46Two other passages were the subject of challenge, but on a rather different basis. Thus, the prosecutor spent several sentences noting that children, because of their youth and lack of experience, were naïve. This passage culminated with the proposition that "[g]ood children who believe what we tell them need to be watched and protected because they are so vulnerable, because they are so naïve, because of their inexperience": Tcpt, p 4(30).
47On one view, this was an irrelevant flourish and an example of ill-discipline. As counsel for the applicant correctly submitted, "there was no issue that children should be cared for and not be sexually abused." He went further, however, suggesting that the remarks "had a tendency to arouse prejudice on the part of the jury and deflect them from their true task." Again, it may be accepted that the potential for such an effect was present; it was unrealistic, however, to think that, in the course of days of evidence and directions, this irrelevancy could have had any material effect. That is not to condone the impropriety of the remarks.
48Finally, the applicant complained of a passage directed not so much to the evidence of the complainants, as that of the applicant. However, the remarks were made in the context of the unqualified evidence of the complainants that when he licked SG's genitals, he was kneeling. The prosecutor stated (Tcpt, p 10(25)):
"The accused said why he couldn't kneel. It is a matter for you. Can't get down on his knees for his own sexual gratification when on the Crown case he has a few wines, it is a matter for you. Whether that helps him or not because it is a worry when people and [sic] come and say things are impossible when you might not be at all convinced that they are impossible. It is a matter for you what you make of that."
49This passage involved a digression in the course of the prosecutor's address: at no point did he return to the specific evidence of the accused that his back injury prevented him from kneeling. The passage is inarticulate: what it was intended to convey is unclear. The applicant submitted that the jury was being invited to convict on the basis of a lie told by the applicant and indeed to use it as an admission without being satisfied that it was a lie, but rather if not satisfied that the statement was true. That approach, it was submitted, would have been inconsistent with the correct approach to the use of lies by an accused person, as discussed in Edwards v The Queen [1993] HCA 63; 178 CLR 193.

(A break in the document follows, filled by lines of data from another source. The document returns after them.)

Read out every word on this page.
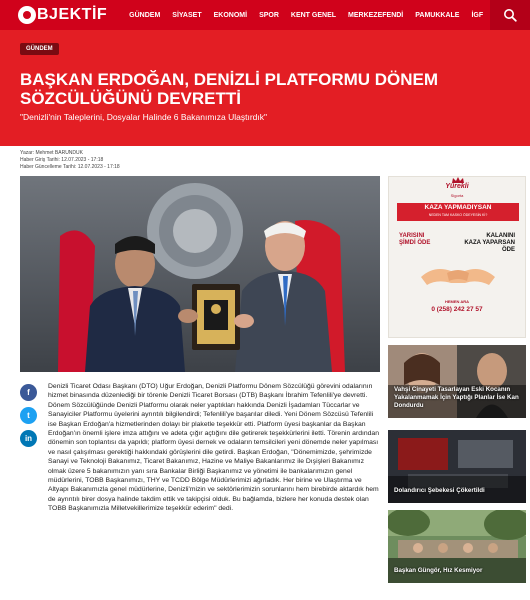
BJEKTİF	GÜNDEM SİYASET EKONOMİ SPOR KENT GENEL MERKEZEFENDİ PAMUKKALE İGF
GÜNDEM
BAŞKAN ERDOĞAN, DENİZLİ PLATFORMU DÖNEM SÖZCÜLÜĞÜNÜ DEVRETTİ

"Denizli'nin Taleplerini, Dosyalar Halinde 6 Bakanımıza Ulaştırdık"

Yazar: Mehmet BARUNDUK
Haber Giriş Tarihi: 12.07.2023 - 17:18
Haber Güncelleme Tarihi: 12.07.2023 - 17:18
f
t
in

Denizli Ticaret Odası Başkanı (DTO) Uğur Erdoğan, Denizli Platformu Dönem Sözcülüğü görevini odalarının hizmet binasında düzenlediği bir törenle Denizli Ticaret Borsası (DTB) Başkanı İbrahim Tefenlili'ye devretti. Dönem Sözcülüğünde Denizli Platformu olarak neler yaptıkları hakkında Denizli İşadamları Tüccarlar ve Sanayiciler Platformu üyelerini ayrıntılı bilgilendirdi; Tefenlili'ye başarılar diledi. Yeni Dönem Sözcüsü Tefenlili ise Başkan Erdoğan'a hizmetlerinden dolayı bir plaketle teşekkür etti. Platform üyesi başkanlar da Başkan Erdoğan'ın önemli işlere imza attığını ve adeta çığır açtığını dile getirerek teşekkürlerini iletti. Törenin ardından dönemin son toplantısı da yapıldı; platform üyesi dernek ve odaların temsilcileri yeni dönemde neler yapılması ve nasıl çalışılması gerektiği hakkındaki görüşlerini dile getirdi. Başkan Erdoğan, "Dönemimizde, şehrimizde Sanayi ve Teknoloji Bakanımız, Ticaret Bakanımız, Hazine ve Maliye Bakanlarımız ile Dışişleri Bakanımız olmak üzere 5 bakanımızın yanı sıra Bankalar Birliği Başkanımız ve yönetimi ile bankalarımızın genel müdürlerini, TOBB Başkanımızı, THY ve TCDD Bölge Müdürlerimizi ağırladık. Her birine ve Ulaştırma ve Altyapı Bakanımızla genel müdürlerine, Denizli'mizin ve sektörlerimizin sorunlarını hem birebirde aktardık hem de ayrıntılı birer dosya halinde takdim ettik ve takipçisi olduk. Bu bağlamda, bizlere her konuda destek olan TOBB Başkanımızla Milletvekillerimize teşekkür ederim" dedi.

Yürekli
Sigorta
KAZA YAPMADIYSAN
NEDEN TAM KASKO ÖDEYESİN Kİ?
YARISINI
ŞİMDİ ÖDE
KALANINI
KAZA YAPARSAN
ÖDE
HEMEN ARA
0 (258) 242 27 57
Vahşi Cinayeti Tasarlayan Eski Kocanın Yakalanmamak İçin Yaptığı Planlar İse Kan Dondurdu
Dolandırıcı Şebekesi Çökertildi
Başkan Güngör, Hız Kesmiyor
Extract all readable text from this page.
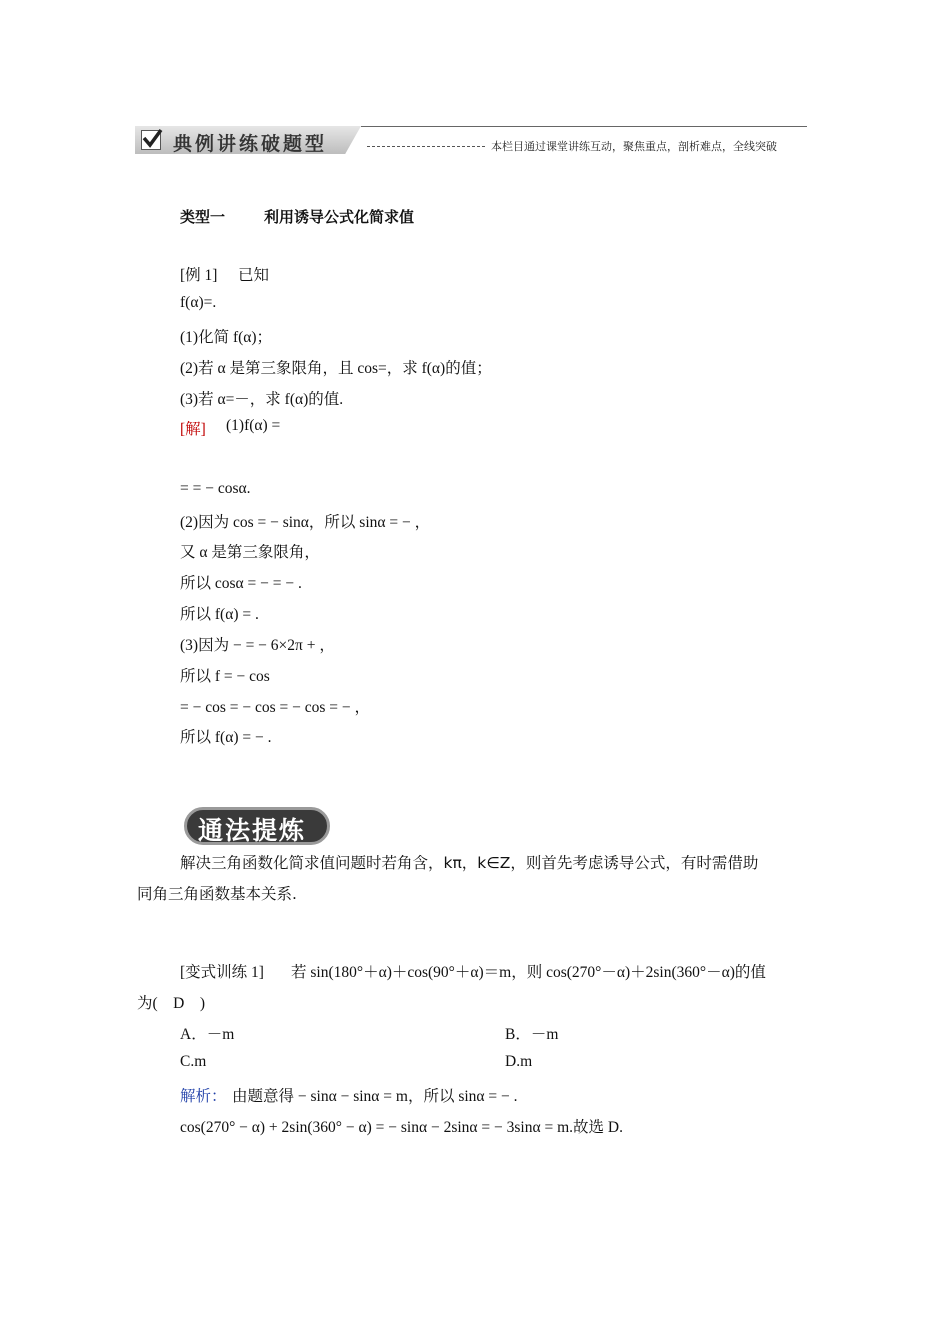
典例讲练破题型	本栏目通过课堂讲练互动，聚焦重点，剖析难点，全线突破
类型一	利用诱导公式化简求值
[例 1] 已知
f(α)=.
(1)化简 f(α)；
(2)若 α 是第三象限角，且 cos=，求 f(α)的值；
(3)若 α=－，求 f(α)的值.
[解] (1)f(α) =
= = − cosα.
(2)因为 cos = − sinα，所以 sinα = − ，
又 α 是第三象限角，
所以 cosα = − = − .
所以 f(α) = .
(3)因为 − = − 6×2π + ，
所以 f = − cos
= − cos = − cos = − cos = − ，
所以 f(α) = − .
通法提炼
解决三角函数化简求值问题时若角含，kπ，k∈Z，则首先考虑诱导公式，有时需借助
同角三角函数基本关系.
[变式训练 1] 若 sin(180°＋α)＋cos(90°＋α)＝m，则 cos(270°－α)＋2sin(360°－α)的值
为(　D　)
A．－m	B．－m
C.m	D.m
解析： 由题意得 − sinα − sinα = m，所以 sinα = − .
cos(270° − α) + 2sin(360° − α) = − sinα − 2sinα = − 3sinα = m.故选 D.
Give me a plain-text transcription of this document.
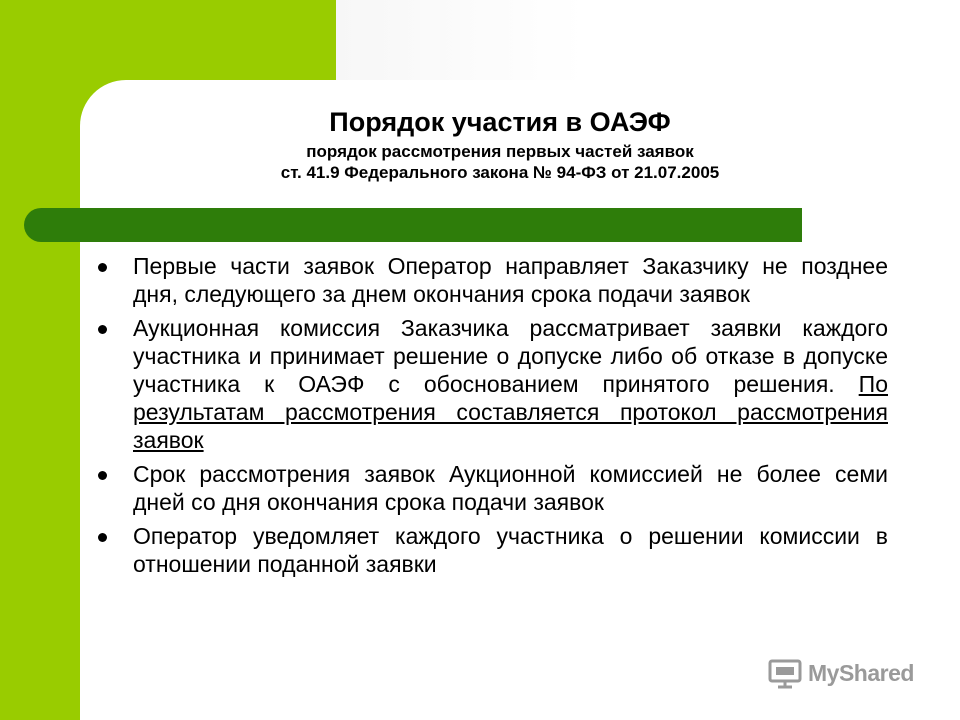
Порядок участия в ОАЭФ
порядок рассмотрения первых частей заявок
ст. 41.9 Федерального закона № 94-ФЗ от 21.07.2005
Первые части заявок Оператор направляет Заказчику не позднее дня, следующего за днем окончания срока подачи заявок
Аукционная комиссия Заказчика рассматривает заявки каждого участника и принимает решение о допуске либо об отказе в допуске участника к ОАЭФ с обоснованием принятого решения. По результатам рассмотрения составляется протокол рассмотрения заявок
Срок рассмотрения заявок Аукционной комиссией не более семи дней со дня окончания срока подачи заявок
Оператор уведомляет каждого участника о решении комиссии в отношении поданной заявки
MyShared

50It would undoubtedly have been better if this confusing passage had been left out of the prosecutor's address. Nevertheless, this was not the judge's direction to the jury and it is by no means clear that the jury would have understood it in the way proposed by counsel for the applicant. No doubt it was capable of being misunderstood, but that would be insufficient to demonstrate a miscarriage of justice.
51The first and last passages complained of provided the strongest basis for an allegation of miscarriage based upon the prosecutor's address. However, when the address is read as a whole, in the context of the trial as a whole, it is not possible to conclude that there was any realistic possibility of prejudice arising from these statements. It was not insignificant that the trial judge did stop the prosecutor at one stage, when he rambled too far from the facts of the case, although in a context which, as the applicant conceded, was not prejudicial. Further, counsel for the applicant at trial made no complaint of the prosecutor's address in respect of any of the passages referred to in this Court. In these circumstances, the challenge based on the prosecutor's address must be rejected.